Search code examples
gremlinamazon-neptune

Writing an "outer join" query in Gremlin for AWS Neptune (without using lambda steps)


I want to return a user's distinct git branches based on following conditions:

  • Do not return the master branch
  • Return the branches with no associated pull requests
  • Return the branches associated with pull requests when none of the pull requests are open or merged.

So considering the following sample data,

user = graph.addVertex(label, 'User', 'name', 'John')
branch1 = graph.addVertex(label, 'Branch', 'name', 'branch1')
branch2 = graph.addVertex(label, 'Branch', 'name', 'branch2')
branch3 = graph.addVertex(label, 'Branch', 'name', 'branch3')
branchmaster = graph.addVertex(label, 'Branch', 'name', 'master')
user.addEdge('AUTHOR_OF', branch1)
user.addEdge('AUTHOR_OF', branch2)
user.addEdge('AUTHOR_OF', branch3)
user.addEdge('AUTHOR_OF', branchmaster)
pr2 = graph.addVertex(label, 'PullRequest', 'name', 'pr2', 'state', 'OPEN')
pr3 = graph.addVertex(label, 'PullRequest', 'name', 'pr3', 'state', 'DECLINED')
branch2.addEdge('SOURCE_OF', pr2)
branch3.addEdge('SOURCE_OF', pr3)
pr22 = graph.addVertex(label, 'PullRequest', 'name', 'pr22', 'state', 'MERGED')
branch2.addEdge('SOURCE_OF', pr22)
pr23 = graph.addVertex(label, 'PullRequest', 'name', 'pr23', 'state', 'DECLINED')
branch2.addEdge('SOURCE_OF', pr23)

I want to return branch1 (because no associated PRs) and branch3 (because associated PR is declined)

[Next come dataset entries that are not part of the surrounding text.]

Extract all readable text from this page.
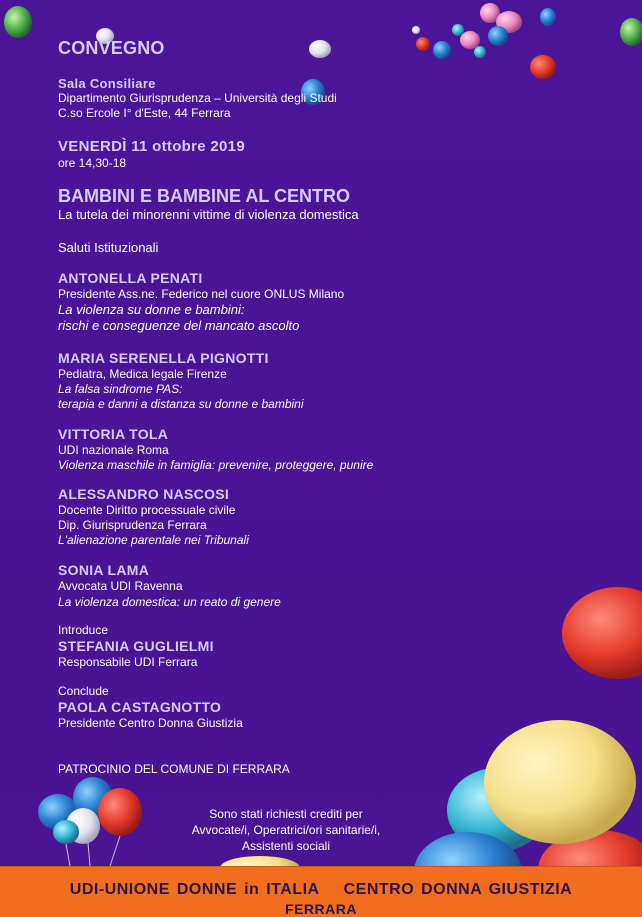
CONVEGNO
Sala Consiliare
Dipartimento Giurisprudenza – Università degli Studi
C.so Ercole I° d'Este, 44 Ferrara
VENERDÌ 11 ottobre 2019
ore 14,30-18
BAMBINI E BAMBINE AL CENTRO
La tutela dei minorenni vittime di violenza domestica
Saluti Istituzionali
ANTONELLA PENATI
Presidente Ass.ne. Federico nel cuore ONLUS Milano
La violenza su donne e bambini:
rischi e conseguenze del mancato ascolto
MARIA SERENELLA PIGNOTTI
Pediatra, Medica legale Firenze
La falsa sindrome PAS:
terapia e danni a distanza su donne e bambini
VITTORIA TOLA
UDI nazionale Roma
Violenza maschile in famiglia: prevenire, proteggere, punire
ALESSANDRO NASCOSI
Docente Diritto processuale civile
Dip. Giurisprudenza Ferrara
L'alienazione parentale nei Tribunali
SONIA LAMA
Avvocata UDI Ravenna
La violenza domestica: un reato di genere
Introduce
STEFANIA GUGLIELMI
Responsabile UDI Ferrara
Conclude
PAOLA CASTAGNOTTO
Presidente Centro Donna Giustizia
PATROCINIO DEL COMUNE DI FERRARA
Sono stati richiesti crediti per
Avvocate/i, Operatrici/ori sanitarie/i,
Assistenti sociali
UDI-UNIONE DONNE in ITALIA CENTRO DONNA GIUSTIZIA
FERRARA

The following query does not work on AWS Neptune because Neptune does not support lambda steps:

g.V().hasLabel('User')
  .out('AUTHOR_OF')
  .hasLabel('Branch')
  .has('name', neq('master'))
  .where(out('SOURCE_OF')
    .hasLabel('PullRequest').values('state').fold()
    .filter{ !(it.get().contains('OPEN') || it.get().contains('MERGED')) })
  .dedup()
  .order().by('updated_at', desc)

Solution

  • You can use the within predicate instead:

    g.V().hasLabel('User')
      .out('AUTHOR_OF')
      .hasLabel('Branch')
      .has('name', neq('master'))
      .where(__.not(out('SOURCE_OF').hasLabel('PullRequest').has('state', within(['OPEN','MERGED']))))
      .dedup()
      .order().by('updated_at', desc)